Born down in deepest Alabama, Rozetta Johnson was a southern soul singer who never achieved the success that her talent deserved. That said, her work is revered by collectors of real soul music…. many of whom who were turned onto her by soul commentator, Dave Godin. Dave was (indeed still is) known throughout the soul world for all kinds of things … championing the early Motown label, creating the term “Northern” soul and penning provocative columns amongst them. One of his greatest achievements though was his curating of a series of “Deep Soul” albums that are treasured by all who know them. One of the tracks he included in his series was ‘Who Are You Gonna Love’ from Ms Johnson and that tune is one of the focal points on this new Kent 22 track retrospective album on the singer.

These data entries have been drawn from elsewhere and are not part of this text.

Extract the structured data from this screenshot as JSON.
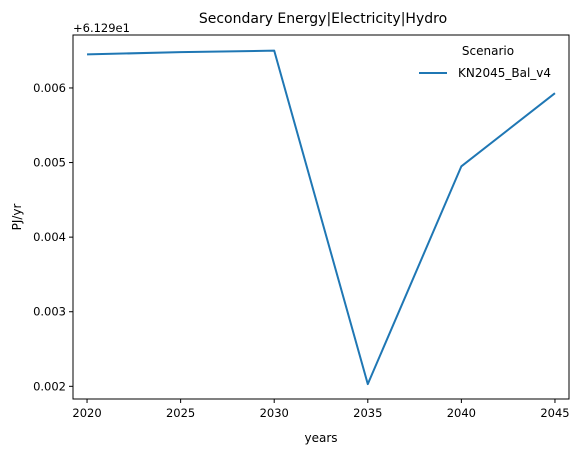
{
  "chart_data": {
    "type": "line",
    "title": "Secondary Energy|Electricity|Hydro",
    "xlabel": "years",
    "ylabel": "PJ/yr",
    "y_offset_label": "+6.129e1",
    "x": [
      2020,
      2025,
      2030,
      2035,
      2040,
      2045
    ],
    "x_ticks": [
      "2020",
      "2025",
      "2030",
      "2035",
      "2040",
      "2045"
    ],
    "y_ticks": [
      "0.002",
      "0.003",
      "0.004",
      "0.005",
      "0.006"
    ],
    "y_tick_values": [
      0.002,
      0.003,
      0.004,
      0.005,
      0.006
    ],
    "xlim": [
      2019.25,
      2045.75
    ],
    "ylim": [
      0.00183,
      0.00671
    ],
    "grid": false,
    "legend": {
      "title": "Scenario",
      "position": "top-right"
    },
    "series": [
      {
        "name": "KN2045_Bal_v4",
        "color": "#1f77b4",
        "values": [
          0.00645,
          0.00648,
          0.0065,
          0.00203,
          0.00495,
          0.00593
        ]
      }
    ]
  }
}
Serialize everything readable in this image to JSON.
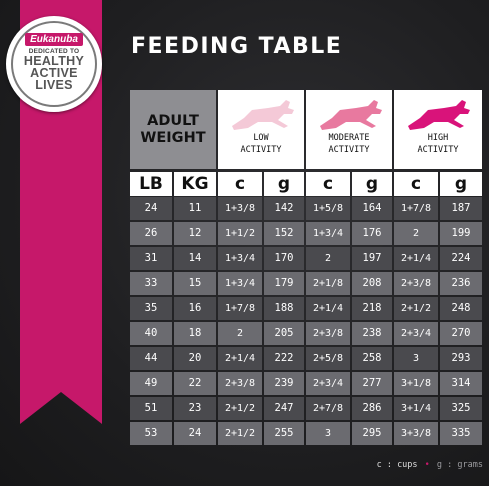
{
  "brand": {
    "logo_text": "Eukanuba",
    "dedicated": "DEDICATED TO",
    "line1": "HEALTHY",
    "line2": "ACTIVE",
    "line3": "LIVES"
  },
  "title": "FEEDING TABLE",
  "header": {
    "adult_weight_line1": "ADULT",
    "adult_weight_line2": "WEIGHT",
    "activities": [
      {
        "line1": "LOW",
        "line2": "ACTIVITY",
        "color": "#f4c9d7"
      },
      {
        "line1": "MODERATE",
        "line2": "ACTIVITY",
        "color": "#e8799f"
      },
      {
        "line1": "HIGH",
        "line2": "ACTIVITY",
        "color": "#d9137a"
      }
    ]
  },
  "subheaders": [
    "LB",
    "KG",
    "c",
    "g",
    "c",
    "g",
    "c",
    "g"
  ],
  "rows": [
    [
      "24",
      "11",
      "1+3/8",
      "142",
      "1+5/8",
      "164",
      "1+7/8",
      "187"
    ],
    [
      "26",
      "12",
      "1+1/2",
      "152",
      "1+3/4",
      "176",
      "2",
      "199"
    ],
    [
      "31",
      "14",
      "1+3/4",
      "170",
      "2",
      "197",
      "2+1/4",
      "224"
    ],
    [
      "33",
      "15",
      "1+3/4",
      "179",
      "2+1/8",
      "208",
      "2+3/8",
      "236"
    ],
    [
      "35",
      "16",
      "1+7/8",
      "188",
      "2+1/4",
      "218",
      "2+1/2",
      "248"
    ],
    [
      "40",
      "18",
      "2",
      "205",
      "2+3/8",
      "238",
      "2+3/4",
      "270"
    ],
    [
      "44",
      "20",
      "2+1/4",
      "222",
      "2+5/8",
      "258",
      "3",
      "293"
    ],
    [
      "49",
      "22",
      "2+3/8",
      "239",
      "2+3/4",
      "277",
      "3+1/8",
      "314"
    ],
    [
      "51",
      "23",
      "2+1/2",
      "247",
      "2+7/8",
      "286",
      "3+1/4",
      "325"
    ],
    [
      "53",
      "24",
      "2+1/2",
      "255",
      "3",
      "295",
      "3+3/8",
      "335"
    ]
  ],
  "legend": {
    "c_key": "c",
    "c_text": ": cups",
    "separator": "•",
    "g_key": "g",
    "g_text": ": grams"
  },
  "colors": {
    "accent": "#c6186a",
    "row_dark": "#4a4a4e",
    "row_light": "#6b6b70"
  }
}
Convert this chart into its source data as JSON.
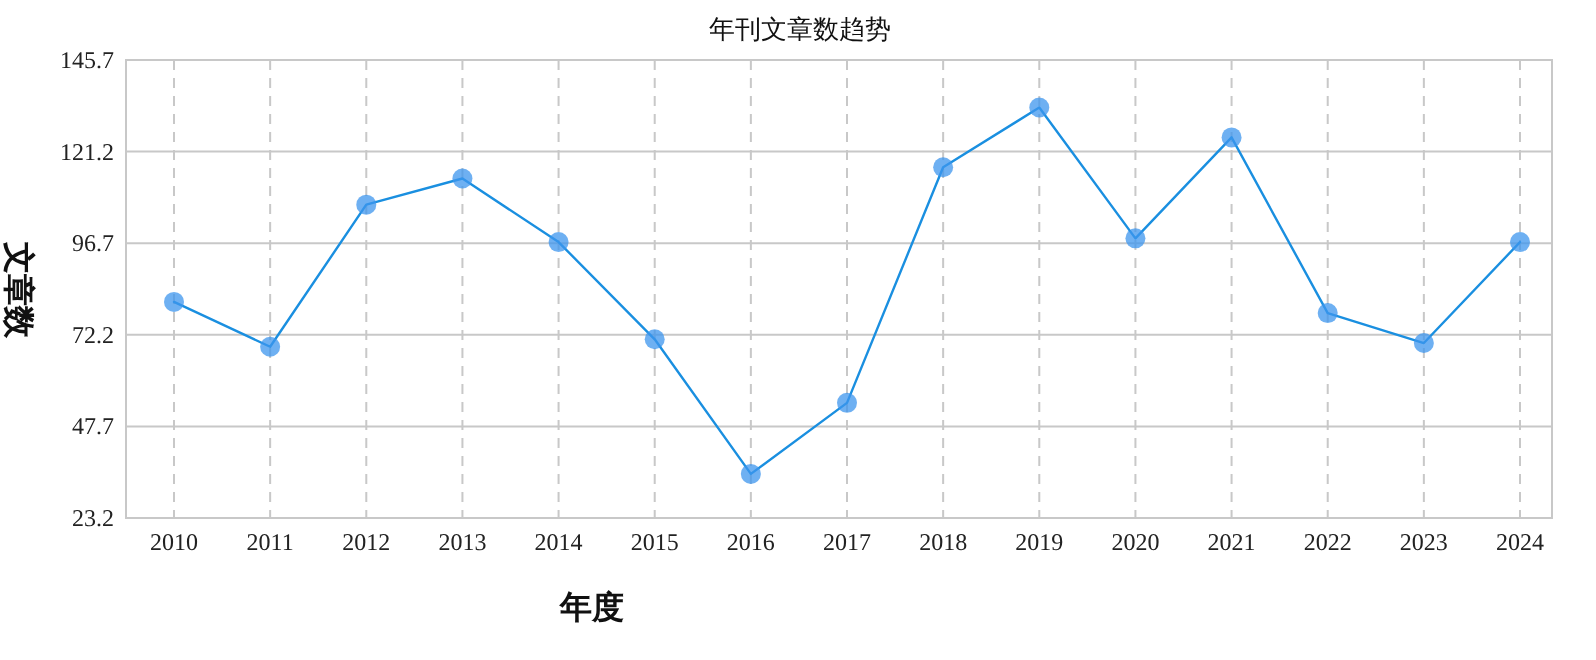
{
  "chart_data": {
    "type": "line",
    "title": "年刊文章数趋势",
    "xlabel": "年度",
    "ylabel": "文章数",
    "categories": [
      "2010",
      "2011",
      "2012",
      "2013",
      "2014",
      "2015",
      "2016",
      "2017",
      "2018",
      "2019",
      "2020",
      "2021",
      "2022",
      "2023",
      "2024"
    ],
    "series": [
      {
        "color": "#1a8fe0",
        "values": [
          81,
          69,
          107,
          114,
          97,
          71,
          35,
          54,
          117,
          133,
          98,
          125,
          78,
          70,
          97
        ]
      }
    ],
    "ylim": [
      23.2,
      145.7
    ],
    "yticks": [
      23.2,
      47.7,
      72.2,
      96.7,
      121.2,
      145.7
    ],
    "grid": true,
    "marker": "circle",
    "line_style": "solid"
  }
}
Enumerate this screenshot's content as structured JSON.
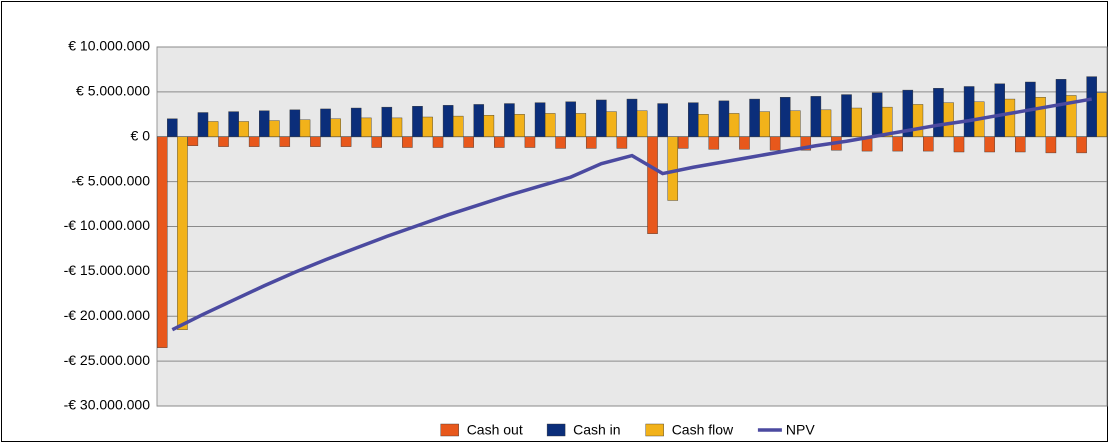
{
  "chart_data": {
    "type": "bar_line",
    "categories": [
      null,
      null,
      null,
      null,
      null,
      null,
      null,
      null,
      null,
      null,
      null,
      null,
      null,
      null,
      null,
      null,
      null,
      null,
      null,
      null,
      null,
      null,
      null,
      null,
      null,
      null,
      null,
      null,
      null,
      null,
      null
    ],
    "series": [
      {
        "name": "Cash out",
        "type": "bar",
        "color": "#e8581c",
        "values": [
          -23500000,
          -1000000,
          -1100000,
          -1100000,
          -1100000,
          -1100000,
          -1100000,
          -1200000,
          -1200000,
          -1200000,
          -1200000,
          -1200000,
          -1200000,
          -1300000,
          -1300000,
          -1300000,
          -10800000,
          -1300000,
          -1400000,
          -1400000,
          -1500000,
          -1500000,
          -1500000,
          -1600000,
          -1600000,
          -1600000,
          -1700000,
          -1700000,
          -1700000,
          -1800000,
          -1800000
        ]
      },
      {
        "name": "Cash in",
        "type": "bar",
        "color": "#0b2e7a",
        "values": [
          2000000,
          2700000,
          2800000,
          2900000,
          3000000,
          3100000,
          3200000,
          3300000,
          3400000,
          3500000,
          3600000,
          3700000,
          3800000,
          3900000,
          4100000,
          4200000,
          3700000,
          3800000,
          4000000,
          4200000,
          4400000,
          4500000,
          4700000,
          4900000,
          5200000,
          5400000,
          5600000,
          5900000,
          6100000,
          6400000,
          6700000
        ]
      },
      {
        "name": "Cash flow",
        "type": "bar",
        "color": "#f2b21a",
        "values": [
          -21500000,
          1700000,
          1700000,
          1800000,
          1900000,
          2000000,
          2100000,
          2100000,
          2200000,
          2300000,
          2400000,
          2500000,
          2600000,
          2600000,
          2800000,
          2900000,
          -7100000,
          2500000,
          2600000,
          2800000,
          2900000,
          3000000,
          3200000,
          3300000,
          3600000,
          3800000,
          3900000,
          4200000,
          4400000,
          4600000,
          4900000
        ]
      },
      {
        "name": "NPV",
        "type": "line",
        "color": "#4b4aa0",
        "values": [
          -21500000,
          -19800000,
          -18200000,
          -16600000,
          -15100000,
          -13700000,
          -12400000,
          -11100000,
          -9900000,
          -8700000,
          -7600000,
          -6500000,
          -5500000,
          -4500000,
          -3000000,
          -2100000,
          -4100000,
          -3400000,
          -2800000,
          -2200000,
          -1600000,
          -1000000,
          -500000,
          100000,
          700000,
          1300000,
          1800000,
          2400000,
          3000000,
          3600000,
          4200000
        ]
      }
    ],
    "ylim": [
      -30000000,
      10000000
    ],
    "yticks": [
      {
        "value": -30000000,
        "label": "-€ 30.000.000"
      },
      {
        "value": -25000000,
        "label": "-€ 25.000.000"
      },
      {
        "value": -20000000,
        "label": "-€ 20.000.000"
      },
      {
        "value": -15000000,
        "label": "-€ 15.000.000"
      },
      {
        "value": -10000000,
        "label": "-€ 10.000.000"
      },
      {
        "value": -5000000,
        "label": "-€ 5.000.000"
      },
      {
        "value": 0,
        "label": "€ 0"
      },
      {
        "value": 5000000,
        "label": "€ 5.000.000"
      },
      {
        "value": 10000000,
        "label": "€ 10.000.000"
      }
    ],
    "grid": true,
    "legend": "bottom"
  }
}
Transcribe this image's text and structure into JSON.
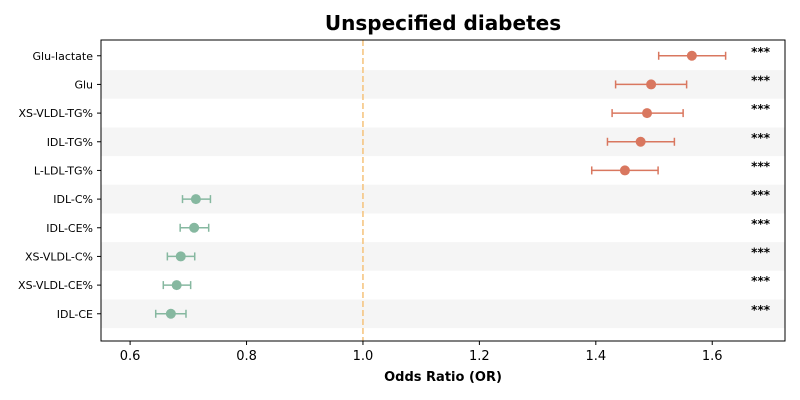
{
  "chart_data": {
    "type": "forest",
    "title": "Unspecified diabetes",
    "xlabel": "Odds Ratio (OR)",
    "ylabel": "",
    "xlim": [
      0.55,
      1.725
    ],
    "x_ticks": [
      "0.6",
      "0.8",
      "1.0",
      "1.2",
      "1.4",
      "1.6"
    ],
    "reference_line": 1.0,
    "grid": false,
    "row_shading": "alternating",
    "colors": {
      "risk": "#d9775f",
      "protective": "#86b8a0",
      "reference_line": "#f5c27a",
      "row_band": "#f5f5f5"
    },
    "rows": [
      {
        "label": "Glu-lactate",
        "or": 1.565,
        "lo": 1.508,
        "hi": 1.623,
        "sig": "***"
      },
      {
        "label": "Glu",
        "or": 1.495,
        "lo": 1.434,
        "hi": 1.556,
        "sig": "***"
      },
      {
        "label": "XS-VLDL-TG%",
        "or": 1.488,
        "lo": 1.428,
        "hi": 1.55,
        "sig": "***"
      },
      {
        "label": "IDL-TG%",
        "or": 1.477,
        "lo": 1.42,
        "hi": 1.535,
        "sig": "***"
      },
      {
        "label": "L-LDL-TG%",
        "or": 1.45,
        "lo": 1.393,
        "hi": 1.507,
        "sig": "***"
      },
      {
        "label": "IDL-C%",
        "or": 0.713,
        "lo": 0.69,
        "hi": 0.738,
        "sig": "***"
      },
      {
        "label": "IDL-CE%",
        "or": 0.71,
        "lo": 0.686,
        "hi": 0.735,
        "sig": "***"
      },
      {
        "label": "XS-VLDL-C%",
        "or": 0.687,
        "lo": 0.664,
        "hi": 0.711,
        "sig": "***"
      },
      {
        "label": "XS-VLDL-CE%",
        "or": 0.68,
        "lo": 0.657,
        "hi": 0.704,
        "sig": "***"
      },
      {
        "label": "IDL-CE",
        "or": 0.67,
        "lo": 0.644,
        "hi": 0.696,
        "sig": "***"
      }
    ]
  }
}
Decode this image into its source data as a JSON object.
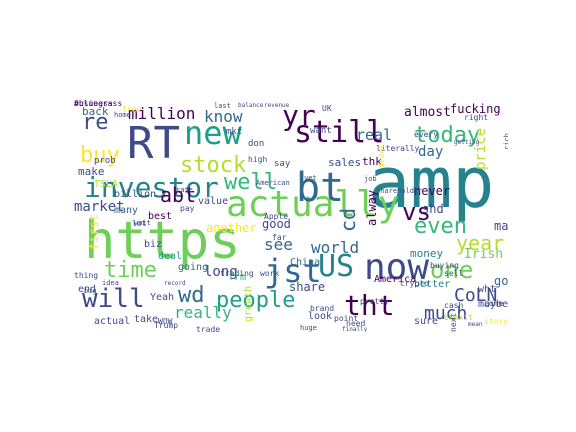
{
  "palette": {
    "dark_purple": "#440154",
    "indigo": "#3e4a89",
    "blue": "#31688e",
    "teal": "#26828e",
    "green_teal": "#1f9e89",
    "green": "#35b779",
    "lime": "#6ece58",
    "yellow_green": "#b5de2b",
    "yellow": "#fde725"
  },
  "words": [
    {
      "text": "amp",
      "color": "#26828e"
    },
    {
      "text": "https",
      "color": "#6ece58"
    },
    {
      "text": "RT",
      "color": "#3e4a89"
    },
    {
      "text": "actually",
      "color": "#6ece58"
    },
    {
      "text": "bt",
      "color": "#31688e"
    },
    {
      "text": "now",
      "color": "#3e4a89"
    },
    {
      "text": "tht",
      "color": "#440154"
    },
    {
      "text": "jst",
      "color": "#31688e"
    },
    {
      "text": "US",
      "color": "#26828e"
    },
    {
      "text": "investor",
      "color": "#26828e"
    },
    {
      "text": "new",
      "color": "#1f9e89"
    },
    {
      "text": "still",
      "color": "#440154"
    },
    {
      "text": "yr",
      "color": "#440154"
    },
    {
      "text": "time",
      "color": "#6ece58"
    },
    {
      "text": "one",
      "color": "#6ece58"
    },
    {
      "text": "people",
      "color": "#1f9e89"
    },
    {
      "text": "wd",
      "color": "#31688e"
    },
    {
      "text": "will",
      "color": "#3e4a89"
    },
    {
      "text": "even",
      "color": "#35b779"
    },
    {
      "text": "today",
      "color": "#35b779"
    },
    {
      "text": "stock",
      "color": "#b5de2b"
    },
    {
      "text": "well",
      "color": "#35b779"
    },
    {
      "text": "vs",
      "color": "#440154"
    },
    {
      "text": "CoLN",
      "color": "#3e4a89"
    },
    {
      "text": "year",
      "color": "#b5de2b"
    },
    {
      "text": "re",
      "color": "#3e4a89"
    },
    {
      "text": "abt",
      "color": "#440154"
    },
    {
      "text": "buy",
      "color": "#fde725"
    },
    {
      "text": "much",
      "color": "#3e4a89"
    },
    {
      "text": "see",
      "color": "#31688e"
    },
    {
      "text": "know",
      "color": "#31688e"
    },
    {
      "text": "world",
      "color": "#31688e"
    },
    {
      "text": "million",
      "color": "#440154"
    },
    {
      "text": "market",
      "color": "#3e4a89"
    },
    {
      "text": "really",
      "color": "#35b779"
    },
    {
      "text": "price",
      "color": "#b5de2b"
    },
    {
      "text": "day",
      "color": "#31688e"
    },
    {
      "text": "real",
      "color": "#31688e"
    },
    {
      "text": "almost",
      "color": "#440154"
    },
    {
      "text": "fucking",
      "color": "#440154"
    },
    {
      "text": "long",
      "color": "#3e4a89"
    },
    {
      "text": "cd",
      "color": "#31688e"
    },
    {
      "text": "good",
      "color": "#3e4a89"
    },
    {
      "text": "shd",
      "color": "#3e4a89"
    },
    {
      "text": "never",
      "color": "#440154"
    },
    {
      "text": "share",
      "color": "#3e4a89"
    },
    {
      "text": "another",
      "color": "#fde725"
    },
    {
      "text": "first",
      "color": "#fde725"
    },
    {
      "text": "Irish",
      "color": "#6ece58"
    },
    {
      "text": "go",
      "color": "#31688e"
    },
    {
      "text": "may",
      "color": "#3e4a89"
    },
    {
      "text": "alway",
      "color": "#440154"
    },
    {
      "text": "sales",
      "color": "#3e4a89"
    },
    {
      "text": "thk",
      "color": "#440154"
    },
    {
      "text": "money",
      "color": "#26828e"
    },
    {
      "text": "back",
      "color": "#31688e"
    },
    {
      "text": "make",
      "color": "#3e4a89"
    },
    {
      "text": "many",
      "color": "#31688e"
    },
    {
      "text": "value",
      "color": "#3e4a89"
    },
    {
      "text": "best",
      "color": "#440154"
    },
    {
      "text": "biz",
      "color": "#3e4a89"
    },
    {
      "text": "billion",
      "color": "#3e4a89"
    },
    {
      "text": "deal",
      "color": "#1f9e89"
    },
    {
      "text": "China",
      "color": "#31688e"
    },
    {
      "text": "America",
      "color": "#440154"
    },
    {
      "text": "Yeah",
      "color": "#3e4a89"
    },
    {
      "text": "going",
      "color": "#31688e"
    },
    {
      "text": "frm",
      "color": "#35b779"
    },
    {
      "text": "growth",
      "color": "#b5de2b"
    },
    {
      "text": "look",
      "color": "#3e4a89"
    },
    {
      "text": "better",
      "color": "#26828e"
    },
    {
      "text": "sure",
      "color": "#3e4a89"
    },
    {
      "text": "maybe",
      "color": "#3e4a89"
    },
    {
      "text": "wht",
      "color": "#3e4a89"
    },
    {
      "text": "actual",
      "color": "#3e4a89"
    },
    {
      "text": "take",
      "color": "#3e4a89"
    },
    {
      "text": "end",
      "color": "#3e4a89"
    },
    {
      "text": "thing",
      "color": "#3e4a89"
    },
    {
      "text": "mkt",
      "color": "#3e4a89"
    },
    {
      "text": "don",
      "color": "#3e4a89"
    },
    {
      "text": "want",
      "color": "#3e4a89"
    },
    {
      "text": "say",
      "color": "#3e4a89"
    },
    {
      "text": "prob",
      "color": "#3e4a89"
    },
    {
      "text": "TSLA",
      "color": "#b5de2b"
    },
    {
      "text": "UK",
      "color": "#3e4a89"
    },
    {
      "text": "brand",
      "color": "#3e4a89"
    },
    {
      "text": "pretty",
      "color": "#3e4a89"
    },
    {
      "text": "far",
      "color": "#3e4a89"
    },
    {
      "text": "crypto",
      "color": "#3e4a89"
    },
    {
      "text": "buying",
      "color": "#3e4a89"
    },
    {
      "text": "cash",
      "color": "#3e4a89"
    },
    {
      "text": "come",
      "color": "#3e4a89"
    },
    {
      "text": "story",
      "color": "#fde725"
    },
    {
      "text": "need",
      "color": "#3e4a89"
    },
    {
      "text": "work",
      "color": "#3e4a89"
    },
    {
      "text": "high",
      "color": "#3e4a89"
    },
    {
      "text": "literally",
      "color": "#3e4a89"
    },
    {
      "text": "great",
      "color": "#fde725"
    },
    {
      "text": "every",
      "color": "#3e4a89"
    },
    {
      "text": "sell",
      "color": "#3e4a89"
    },
    {
      "text": "next",
      "color": "#3e4a89"
    },
    {
      "text": "brexit",
      "color": "#b5de2b"
    },
    {
      "text": "point",
      "color": "#3e4a89"
    },
    {
      "text": "trade",
      "color": "#3e4a89"
    },
    {
      "text": "trading",
      "color": "#3e4a89"
    },
    {
      "text": "Trump",
      "color": "#3e4a89"
    },
    {
      "text": "WOW",
      "color": "#3e4a89"
    },
    {
      "text": "lot",
      "color": "#3e4a89"
    },
    {
      "text": "job",
      "color": "#3e4a89"
    },
    {
      "text": "right",
      "color": "#3e4a89"
    },
    {
      "text": "pay",
      "color": "#3e4a89"
    },
    {
      "text": "last",
      "color": "#3e4a89"
    },
    {
      "text": "free",
      "color": "#fde725"
    },
    {
      "text": "home",
      "color": "#3e4a89"
    },
    {
      "text": "Apple",
      "color": "#3e4a89"
    },
    {
      "text": "yet",
      "color": "#3e4a89"
    },
    {
      "text": "big",
      "color": "#3e4a89"
    },
    {
      "text": "wait",
      "color": "#3e4a89"
    },
    {
      "text": "idea",
      "color": "#3e4a89"
    },
    {
      "text": "huge",
      "color": "#3e4a89"
    },
    {
      "text": "rate",
      "color": "#3e4a89"
    },
    {
      "text": "American",
      "color": "#3e4a89"
    },
    {
      "text": "shareholder",
      "color": "#3e4a89"
    },
    {
      "text": "getting",
      "color": "#3e4a89"
    },
    {
      "text": "mean",
      "color": "#3e4a89"
    },
    {
      "text": "finally",
      "color": "#3e4a89"
    },
    {
      "text": "balance",
      "color": "#3e4a89"
    },
    {
      "text": "revenue",
      "color": "#3e4a89"
    },
    {
      "text": "record",
      "color": "#3e4a89"
    },
    {
      "text": "rich",
      "color": "#3e4a89"
    },
    {
      "text": "business",
      "color": "#3e4a89"
    },
    {
      "text": "#bluegrass",
      "color": "#440154"
    }
  ]
}
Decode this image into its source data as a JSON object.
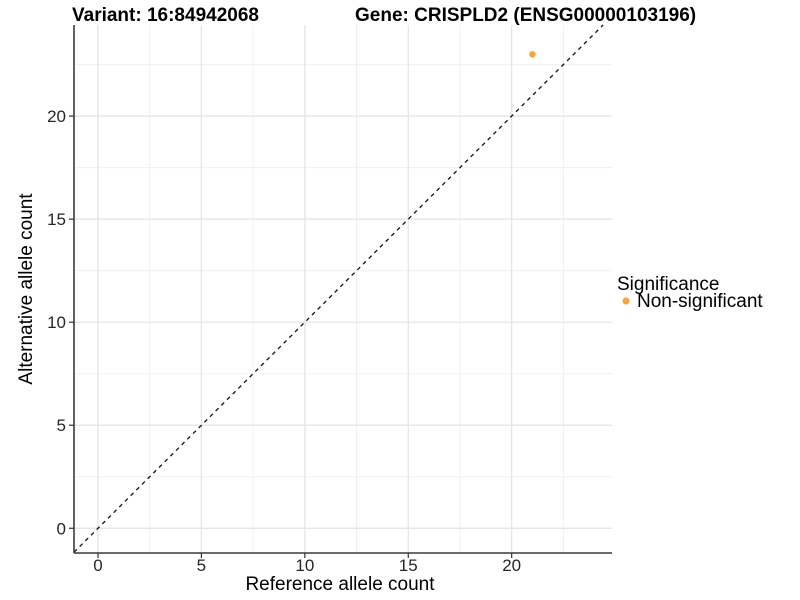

That 1971 recording was released via Moonsong/Clintone but prior to that Rozetta had recorded for NRC and Jessica. Collectors will be delighted to have her recordings for those early labels so easily available. At NRC, she was credited as “Rosetta Johnson and the Organettes” and the two included cuts … ‘Willow Weep For Me’ and ‘I Understand My Man ‘(both with live atmospherics) are notably different to her later deep soul cuts. Similarly the Jessica tracks (which were also licensed to Atlantic), ‘That Hurts’ and ‘It’s Nice To Know You’, are catchy pop/soul (albeit top notch and with the emphasis on “soul”) rather than the bleak, haunting deep soul for which she’s best known.
Rozetta’s stylistic turnaround came after she moved to the Moonsong/Clintone label group where she was paired with aspiring song writer, Sam Dees and the pairing was a match made in deep soul heaven. Her first two recordings for Moonsong/Clintone – ‘A Woman’s Way’ and the aforementioned ‘Who Are You Gonna Love’ – became R&B hits but extended success eluded Rozetta Johnson, despite more top drawer Dees’ songs and even a soul-rending version of the Bee Gee’s ‘To Love Somebody’.
As the hits dried up, so too did the live engagements, so Ms Johnson found work as school secretary only flexing her vocal chords in church. After divorce, she did go back to club work… earning a local reputation as a jazz singer. Indeed she was inducted into the Alabama Jazz Hall Of Fame in 1982. Rozetta Johnson died in 2011. By then though she had the pleasure of knowing that her searing soul stylings of the 70s had at last found an appreciative audience, albeit in the UK and Europe.